Dar kaldırımda yürüyorum. Kovid 19 salgını ve virüs tehlikesi sürüyor. Uygar olan, akıl ve vicdanını kullanmasını bilen hiçbir insan, dumanını, sanki yakınından geçmek zorunda kalanları zehirlemek ister gibi sigara içmez değil mi? İçen çok da, birisi dikkatimi çekti. Ankara Üniversitesi Tıp Fakültesi duvarından yürüyor, ağzındaki sigarayı son kez çekti, hiç bakmadan yere attı.
Hiç yakışmadığını söyledim. Baktı bana, yürümeye devam etti. Hani sigara, içeni rahatlatıyordu, sakinleştiriyordu. Rahatlayan, sakinleşen insan, yaşadığı alanları kirletir mi?
Bu ve benzer insanları kimler yetiştirdi, eğitti veya yetiştiremedi, eğitemedi. Milli Eğitim politikamız, sorumlu olanlar ve ailesi eğitemedi, yetiştiremedi, eğitmedi, yetiştirmedi.
Bu ilk örnekti.
Biraz daha yürüdüm. Tıp Fakültesi ve önünde bir taksi. Camdan bir cismin yere atıldığını gördüm. Sanki başımın yanından bir kurşun geçti. Yerde, bükülmüş kağıt parçası. Yine hiç yakışmadığını söyledim.
Bu sürücüyü, belli ki, kimse eğitmedi, yetiştirmedi. Ailesi, okulu, meslek örgütü ve meslektaşları dahil. Çünkü, taksilerin içindeki küllükleri inceleyenler, çok temiz ve boş olduğunu mutlaka görürler. Sigara içmeyenlerin küllüklerinin boş ve temiz olması elbette çok doğal. İçenlerin küllükleri boş ve temiz ise bunun nedeni ne olabilir? İçenler, araçtaki küllüğü değil, küllük olarak, geçtikleri veya durdukları yerleri kullanıyorlar. Ne eğitim, ne meslek örgütü ve meslektaşlar, bu inanılmaz bozuk davranışla ilgilenmiyorlar bile.

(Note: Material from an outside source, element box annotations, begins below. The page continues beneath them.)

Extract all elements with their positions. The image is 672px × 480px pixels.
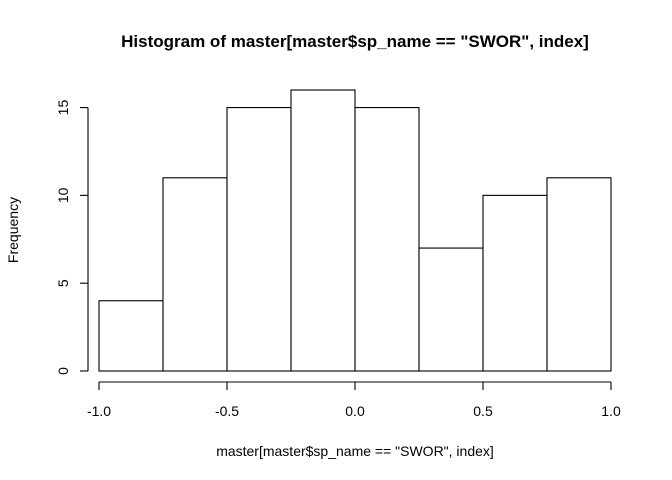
x-tick-label: 0.5 <box>473 403 493 419</box>
y-tick-label: 0 <box>55 367 71 375</box>
y-axis-label: Frequency <box>5 197 21 263</box>
histogram-bar-4 <box>290 89 356 372</box>
histogram-bar-2 <box>162 177 228 372</box>
y-tick-label: 15 <box>55 100 71 116</box>
histogram-bar-8 <box>546 177 612 372</box>
y-tick-label: 10 <box>55 187 71 203</box>
chart-title: Histogram of master[master$sp_name == "S… <box>121 32 589 51</box>
histogram-bar-6 <box>418 247 484 372</box>
x-axis-ticks: -1.0 -0.5 0.0 0.5 1.0 <box>87 382 621 419</box>
x-tick-label: -1.0 <box>87 403 111 419</box>
y-axis: 0 5 10 15 <box>55 100 89 375</box>
x-tick-label: -0.5 <box>215 403 239 419</box>
y-axis-ticks: 0 5 10 15 <box>55 100 88 375</box>
x-tick-label: 0.0 <box>345 403 365 419</box>
x-axis-label: master[master$sp_name == "SWOR", index] <box>216 443 494 459</box>
histogram-bar-3 <box>226 107 292 372</box>
histogram-bar-7 <box>482 194 548 372</box>
x-axis: -1.0 -0.5 0.0 0.5 1.0 <box>87 381 621 419</box>
histogram-bars <box>98 89 612 372</box>
y-tick-label: 5 <box>55 279 71 287</box>
histogram-bar-1 <box>98 300 164 372</box>
x-tick-label: 1.0 <box>601 403 621 419</box>
histogram-bar-5 <box>354 107 420 372</box>
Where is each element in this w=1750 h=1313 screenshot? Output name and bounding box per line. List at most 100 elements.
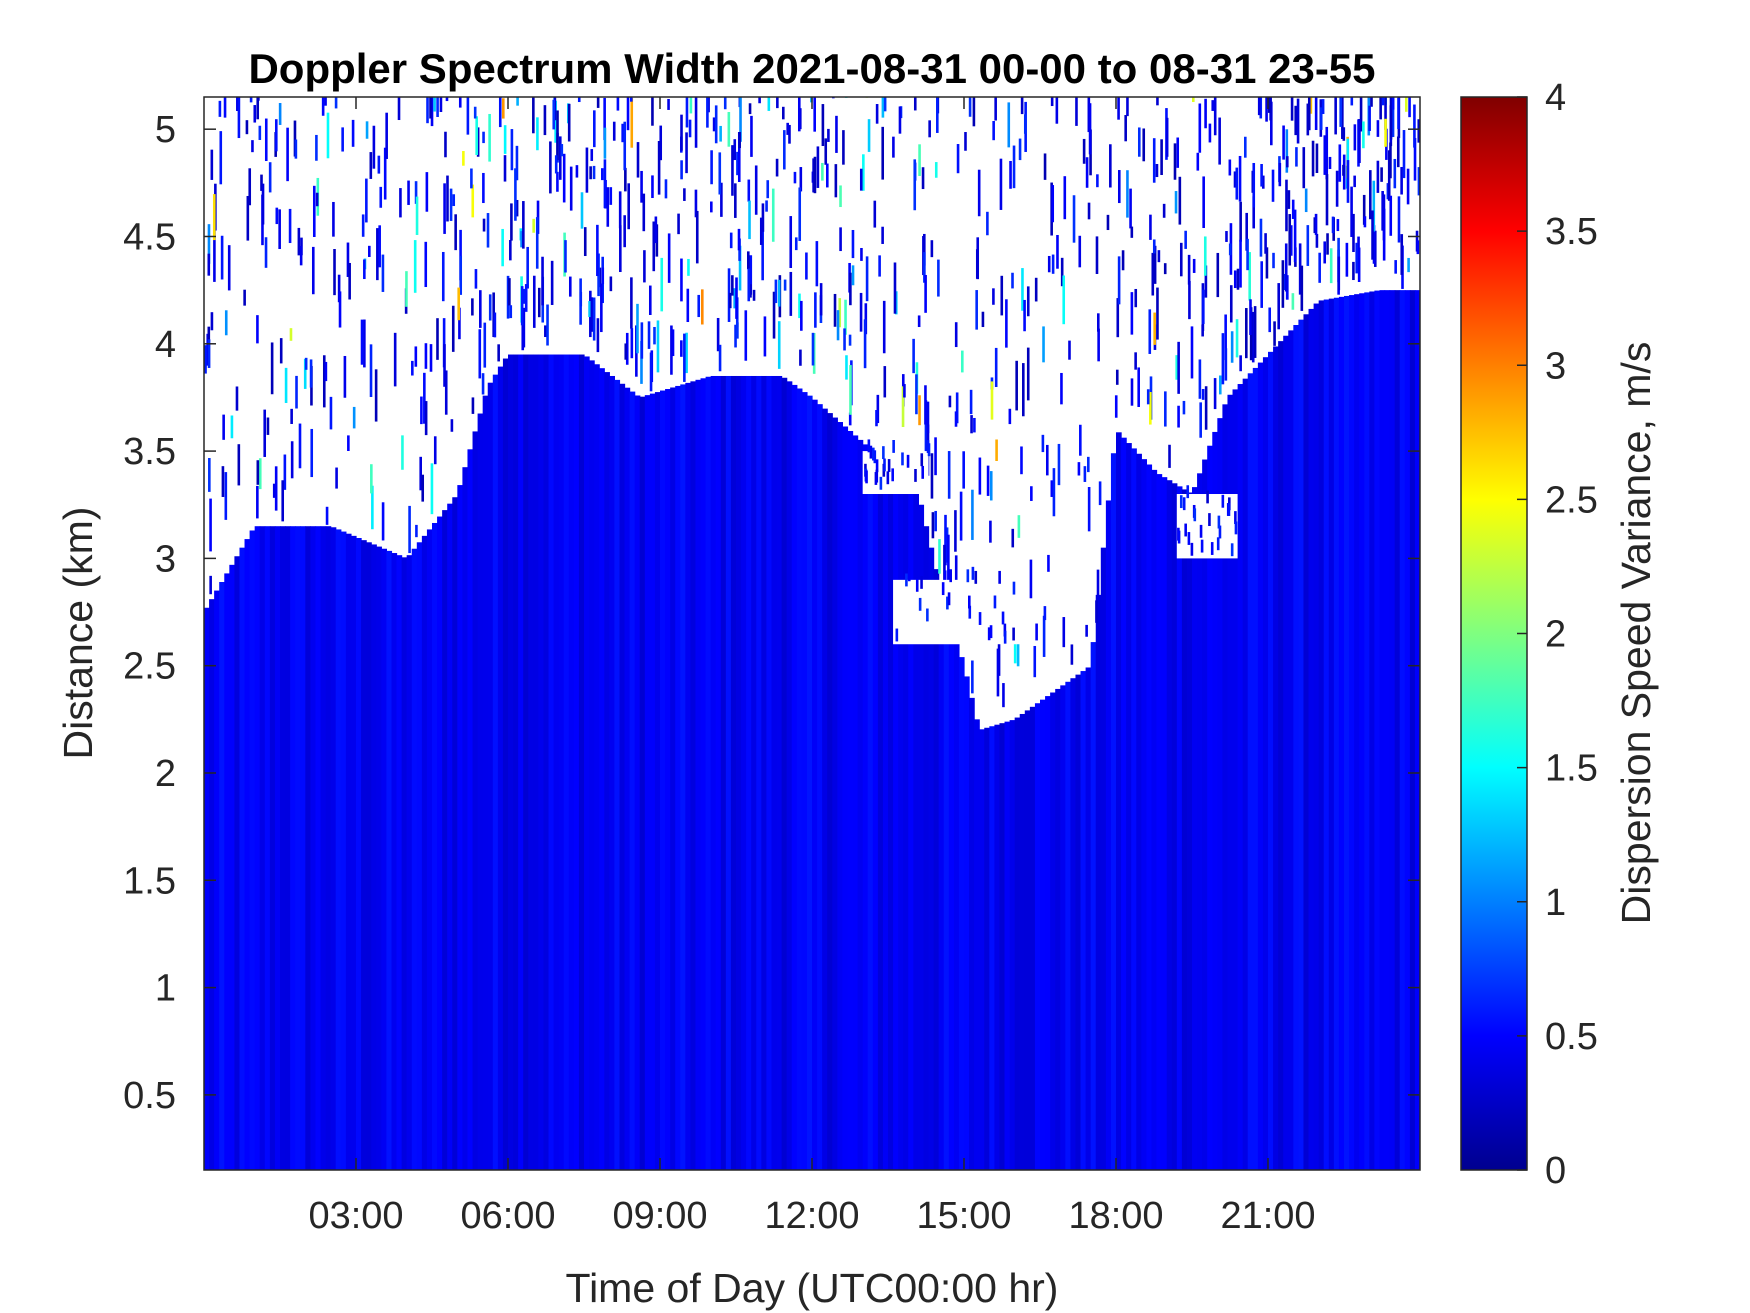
heatmap-cell — [1042, 326, 1045, 363]
colorbar-tick-label: 2.5 — [1545, 479, 1598, 521]
heatmap-cell — [1043, 606, 1047, 621]
heatmap-cell — [210, 149, 214, 180]
heatmap-cell — [923, 233, 926, 266]
heatmap-column — [1055, 688, 1061, 1170]
heatmap-cell — [994, 97, 997, 121]
heatmap-cell — [630, 277, 633, 329]
heatmap-cell — [303, 358, 307, 389]
heatmap-column — [1176, 486, 1183, 1170]
heatmap-cell — [1252, 196, 1256, 229]
heatmap-cell — [288, 208, 292, 244]
heatmap-cell — [1353, 175, 1356, 188]
heatmap-cell — [423, 372, 426, 424]
heatmap-cell — [1083, 466, 1087, 482]
heatmap-cell — [1098, 481, 1102, 506]
heatmap-cell — [924, 385, 927, 425]
heatmap-cell — [1129, 188, 1132, 229]
heatmap-cell — [1002, 683, 1005, 708]
heatmap-cell — [1295, 147, 1298, 167]
heatmap-cell — [1224, 314, 1227, 361]
heatmap-cell — [881, 126, 885, 180]
heatmap-cell — [975, 249, 979, 279]
heatmap-cell — [264, 237, 268, 268]
heatmap-column — [1283, 335, 1289, 1170]
heatmap-cell — [421, 474, 425, 502]
heatmap-cell — [1282, 125, 1285, 160]
heatmap-cell — [839, 227, 842, 252]
heatmap-cell — [1030, 486, 1033, 501]
y-tick-label: 3.5 — [123, 431, 176, 473]
heatmap-cell — [1389, 142, 1392, 179]
heatmap-column — [553, 354, 560, 1170]
heatmap-cell — [989, 625, 993, 639]
heatmap-cell — [775, 158, 779, 177]
heatmap-cell — [718, 152, 722, 195]
heatmap-cell — [667, 233, 671, 283]
heatmap-cell — [878, 255, 881, 277]
heatmap-cell — [750, 115, 753, 157]
heatmap-cell — [207, 326, 211, 341]
heatmap-cell — [1198, 359, 1202, 399]
heatmap-cell — [1202, 176, 1205, 229]
heatmap-cell — [1353, 124, 1357, 151]
heatmap-column — [736, 375, 742, 1170]
heatmap-cell — [777, 321, 781, 369]
heatmap-cell — [774, 279, 778, 304]
heatmap-cell — [797, 97, 801, 132]
heatmap-cell — [729, 232, 733, 249]
heatmap-column — [837, 422, 843, 1170]
heatmap-column — [406, 555, 413, 1170]
heatmap-column — [381, 548, 387, 1170]
y-axis: 0.5 1 1.5 2 2.5 3 3.5 4 4.5 5 — [123, 109, 1420, 1117]
heatmap-cell — [1314, 213, 1318, 235]
heatmap-cell — [930, 240, 934, 258]
heatmap-cell — [1187, 532, 1191, 545]
heatmap-cell — [1148, 309, 1152, 354]
heatmap-cell — [414, 181, 418, 204]
heatmap-cell — [478, 329, 482, 379]
heatmap-cell — [731, 275, 734, 296]
heatmap-cell — [1268, 307, 1272, 333]
heatmap-cell — [811, 332, 815, 366]
heatmap-column — [958, 657, 965, 1170]
heatmap-cell — [1278, 162, 1282, 187]
heatmap-cell — [928, 120, 931, 138]
heatmap-cell — [872, 447, 875, 461]
heatmap-cell — [1350, 97, 1354, 106]
heatmap-column — [1171, 483, 1178, 1170]
heatmap-column — [1217, 418, 1223, 1170]
heatmap-column — [1060, 685, 1066, 1170]
heatmap-cell — [1005, 299, 1008, 348]
heatmap-cell — [701, 289, 704, 325]
heatmap-cell — [1265, 97, 1268, 122]
heatmap-cell — [369, 344, 373, 397]
heatmap-cell — [987, 627, 991, 641]
heatmap-cell — [1357, 247, 1361, 282]
heatmap-cell — [503, 155, 507, 182]
heatmap-column — [452, 497, 458, 1170]
heatmap-cell — [1114, 395, 1118, 418]
heatmap-cell — [748, 103, 752, 115]
heatmap-cell — [824, 138, 828, 165]
heatmap-cell — [1216, 537, 1220, 551]
colorbar-tick-label: 0.5 — [1545, 1016, 1598, 1058]
heatmap-column — [1394, 290, 1401, 1170]
heatmap-cell — [839, 185, 842, 208]
heatmap-column — [903, 468, 909, 1170]
heatmap-cell — [694, 97, 698, 148]
heatmap-cell — [1302, 147, 1306, 189]
heatmap-column — [999, 723, 1006, 1170]
heatmap-cell — [365, 178, 368, 223]
heatmap-cell — [1164, 391, 1167, 427]
heatmap-cell — [1331, 216, 1335, 234]
colorbar-tick-label: 3.5 — [1545, 211, 1598, 253]
heatmap-cell — [1257, 97, 1261, 116]
heatmap-column — [675, 385, 681, 1170]
heatmap-cell — [867, 439, 871, 453]
heatmap-column — [974, 719, 980, 1170]
heatmap-cell — [1173, 143, 1177, 180]
heatmap-cell — [458, 97, 462, 108]
heatmap-cell — [859, 292, 863, 332]
heatmap-cell — [408, 505, 411, 554]
heatmap-cell — [1184, 523, 1187, 537]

Şehitlik Anıtına doğru yürüyorum. İki örneği, Türkiye’nin hemen hemen her yöresinde yaşamış, görmüş, “Türkiye Küllük ve Çöplük Olmamalı” diyen bir insan olarak çok üzüldüm, bir kez daha.

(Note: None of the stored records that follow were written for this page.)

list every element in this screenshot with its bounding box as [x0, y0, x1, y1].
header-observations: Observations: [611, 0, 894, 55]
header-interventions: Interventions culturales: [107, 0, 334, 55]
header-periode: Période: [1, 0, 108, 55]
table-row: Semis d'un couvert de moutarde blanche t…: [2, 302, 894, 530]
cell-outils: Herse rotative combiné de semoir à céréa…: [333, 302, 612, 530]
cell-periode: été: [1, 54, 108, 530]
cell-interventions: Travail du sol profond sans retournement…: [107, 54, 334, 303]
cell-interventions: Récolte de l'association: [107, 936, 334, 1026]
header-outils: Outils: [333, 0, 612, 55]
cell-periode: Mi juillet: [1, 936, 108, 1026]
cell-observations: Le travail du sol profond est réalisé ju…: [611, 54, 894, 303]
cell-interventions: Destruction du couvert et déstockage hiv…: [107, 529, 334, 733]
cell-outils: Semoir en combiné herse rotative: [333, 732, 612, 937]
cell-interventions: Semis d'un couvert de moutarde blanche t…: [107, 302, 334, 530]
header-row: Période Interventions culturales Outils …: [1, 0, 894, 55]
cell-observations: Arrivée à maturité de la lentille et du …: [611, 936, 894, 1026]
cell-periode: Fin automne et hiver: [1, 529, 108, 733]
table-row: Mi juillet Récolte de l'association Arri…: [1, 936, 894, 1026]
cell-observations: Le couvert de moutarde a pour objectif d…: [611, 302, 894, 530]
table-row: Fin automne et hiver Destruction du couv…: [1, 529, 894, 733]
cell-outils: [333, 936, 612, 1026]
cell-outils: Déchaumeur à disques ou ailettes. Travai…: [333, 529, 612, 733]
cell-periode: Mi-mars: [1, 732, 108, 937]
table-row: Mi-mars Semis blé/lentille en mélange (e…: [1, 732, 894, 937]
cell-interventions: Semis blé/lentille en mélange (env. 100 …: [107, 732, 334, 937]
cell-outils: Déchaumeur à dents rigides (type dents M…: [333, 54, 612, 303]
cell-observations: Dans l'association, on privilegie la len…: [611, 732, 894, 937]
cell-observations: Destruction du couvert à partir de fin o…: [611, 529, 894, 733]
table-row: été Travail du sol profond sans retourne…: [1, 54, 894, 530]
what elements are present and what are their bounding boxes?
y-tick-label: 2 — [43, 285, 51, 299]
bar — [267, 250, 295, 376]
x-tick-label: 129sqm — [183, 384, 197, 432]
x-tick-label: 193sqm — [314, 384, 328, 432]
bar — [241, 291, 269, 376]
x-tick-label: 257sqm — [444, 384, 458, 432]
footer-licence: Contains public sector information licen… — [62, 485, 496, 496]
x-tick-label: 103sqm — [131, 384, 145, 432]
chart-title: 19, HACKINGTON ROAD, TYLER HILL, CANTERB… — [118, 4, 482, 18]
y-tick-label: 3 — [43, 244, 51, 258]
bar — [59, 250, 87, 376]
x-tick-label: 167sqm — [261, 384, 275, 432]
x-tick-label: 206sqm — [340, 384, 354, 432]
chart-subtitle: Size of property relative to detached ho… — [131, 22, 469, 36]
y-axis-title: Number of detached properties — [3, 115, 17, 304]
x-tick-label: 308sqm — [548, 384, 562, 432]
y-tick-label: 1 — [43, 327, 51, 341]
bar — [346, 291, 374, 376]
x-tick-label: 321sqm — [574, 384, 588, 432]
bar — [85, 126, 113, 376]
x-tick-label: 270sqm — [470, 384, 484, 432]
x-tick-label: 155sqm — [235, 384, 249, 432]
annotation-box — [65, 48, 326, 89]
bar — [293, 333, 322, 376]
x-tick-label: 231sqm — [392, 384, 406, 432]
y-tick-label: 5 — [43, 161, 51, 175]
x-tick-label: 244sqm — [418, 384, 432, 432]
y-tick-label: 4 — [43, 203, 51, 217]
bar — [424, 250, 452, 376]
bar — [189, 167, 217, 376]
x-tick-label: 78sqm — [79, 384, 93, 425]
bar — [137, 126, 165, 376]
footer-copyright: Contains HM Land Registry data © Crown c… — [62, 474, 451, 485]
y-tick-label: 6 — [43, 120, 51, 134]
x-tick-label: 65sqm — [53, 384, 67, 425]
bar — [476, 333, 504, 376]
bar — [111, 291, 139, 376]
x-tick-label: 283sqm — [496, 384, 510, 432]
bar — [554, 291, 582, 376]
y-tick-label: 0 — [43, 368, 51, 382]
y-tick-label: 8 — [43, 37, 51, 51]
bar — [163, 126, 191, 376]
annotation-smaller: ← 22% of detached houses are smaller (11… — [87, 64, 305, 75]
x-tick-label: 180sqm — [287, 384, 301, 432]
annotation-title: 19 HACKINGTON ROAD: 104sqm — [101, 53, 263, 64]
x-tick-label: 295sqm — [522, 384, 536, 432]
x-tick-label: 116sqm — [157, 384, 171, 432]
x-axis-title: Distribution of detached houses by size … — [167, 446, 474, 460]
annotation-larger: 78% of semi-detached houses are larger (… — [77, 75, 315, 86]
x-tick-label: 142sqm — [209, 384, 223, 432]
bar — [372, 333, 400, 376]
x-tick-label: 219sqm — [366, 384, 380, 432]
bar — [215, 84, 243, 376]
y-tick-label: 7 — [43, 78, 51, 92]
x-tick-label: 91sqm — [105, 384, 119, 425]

Baktım, şık giyimli bir erkek, izmariti kanalizasyon kapağının üzerine atmış, ayağı ile delikten kirli su kanalına atmaya çalışıyor. Yapmaması için seslendim. Öylesine kendisinden geçmiş olmalı ki, beni duyamadı ve çirkin amacını gerçekleştirdi. İş yerinin önünde idi. Merak ettim, nasıl bir iş yeri diye. Kadın kuaförü.
Kendisine, yaptığı davranışın mesleğine hiç yakışmadığını söyledim. Herkesin herşeyi attığını belirtti. Geçerli bir mesleğin bu uzmanını kimler eğitmedi, yetiştirmedi demeye gerek yok. Meslek örgütü de sorumlu, aile de, öğretmenler de, toplum da, ülke siyaseti, eğitimi ve yönetimi de.

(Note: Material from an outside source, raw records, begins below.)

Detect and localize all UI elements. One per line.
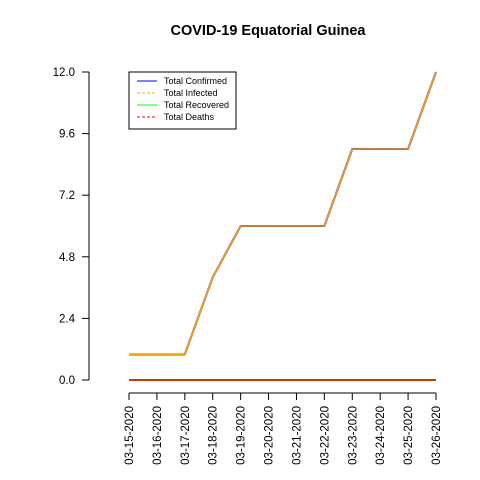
y-axis: 0.0 2.4 4.8 7.2 9.6 12.0 xyxy=(53,67,90,387)
y-tick-label: 0.0 xyxy=(59,375,75,387)
legend-label: Total Confirmed xyxy=(164,76,227,86)
series-line-total-infected xyxy=(129,71,437,356)
x-tick-label: 03-21-2020 xyxy=(291,406,303,465)
x-tick-label: 03-24-2020 xyxy=(375,406,387,465)
x-tick-label: 03-17-2020 xyxy=(180,406,192,465)
y-tick-label: 7.2 xyxy=(59,190,75,202)
legend-label: Total Deaths xyxy=(164,112,215,122)
legend-label: Total Recovered xyxy=(164,100,229,110)
x-tick-label: 03-26-2020 xyxy=(431,406,443,465)
legend-label: Total Infected xyxy=(164,88,218,98)
y-tick-label: 2.4 xyxy=(59,313,76,325)
series-layer xyxy=(129,71,437,381)
x-tick-label: 03-16-2020 xyxy=(152,406,164,465)
x-tick-label: 03-19-2020 xyxy=(236,406,248,465)
y-tick-label: 12.0 xyxy=(53,67,75,79)
x-tick-label: 03-22-2020 xyxy=(319,406,331,465)
x-tick-label: 03-18-2020 xyxy=(208,406,220,465)
x-axis: 03-15-2020 03-16-2020 03-17-2020 03-18-2020… xyxy=(124,392,443,465)
x-tick-label: 03-25-2020 xyxy=(403,406,415,465)
x-tick-label: 03-23-2020 xyxy=(347,406,359,465)
legend: Total Confirmed Total Infected Total Recov… xyxy=(128,71,237,130)
y-tick-label: 9.6 xyxy=(59,129,75,141)
chart-title: COVID-19 Equatorial Guinea xyxy=(171,23,367,39)
x-tick-label: 03-20-2020 xyxy=(264,406,276,465)
x-tick-label: 03-15-2020 xyxy=(124,406,136,465)
y-tick-label: 4.8 xyxy=(59,252,75,264)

Sizlere, ülkesini küllük ve çöplük haline getirenlerden üç örnek verdim. Üçü de küçük olay örnekleri olarak algılanabilir. Bu örneklerin daha büyük boyutlarda denizlerde, okyanuslarda, ormanlarda, dağlarda, tren ve kara yollarında yaşandığını bilmelisiniz. Bunlara karşı, ilgili kamu yönetimlerinin ve meslek örgütlerinin, önlemek adına yaptıklarından örnekler verilemez. Yapmaya çalıştıklarını bile söyleyemeyiz.
Orman yangınları sonrası ilgili bakanların söyledikleri ile yangın bölgelerinde yükselen, yayılan sevimsiz binalara bakar mısınız? Böylesine çevre şiddetini üretenleri kimler yetiştirdi, eğitti veya kimler yetiştiremedi, eğitemedi? Kimi bilerek yapılmadı, kimi eğitimcilerin, yetiştirmesi gerekenlerin yetersizliklerinden dolayı yapılamadı.
Bilim insanları, güzel insan davranışlarının öğretildiğini söylüyorlar. Çok küçük yaşlardan başlayarak evlerde, ailelerde, okullarda, iş yerlerinde.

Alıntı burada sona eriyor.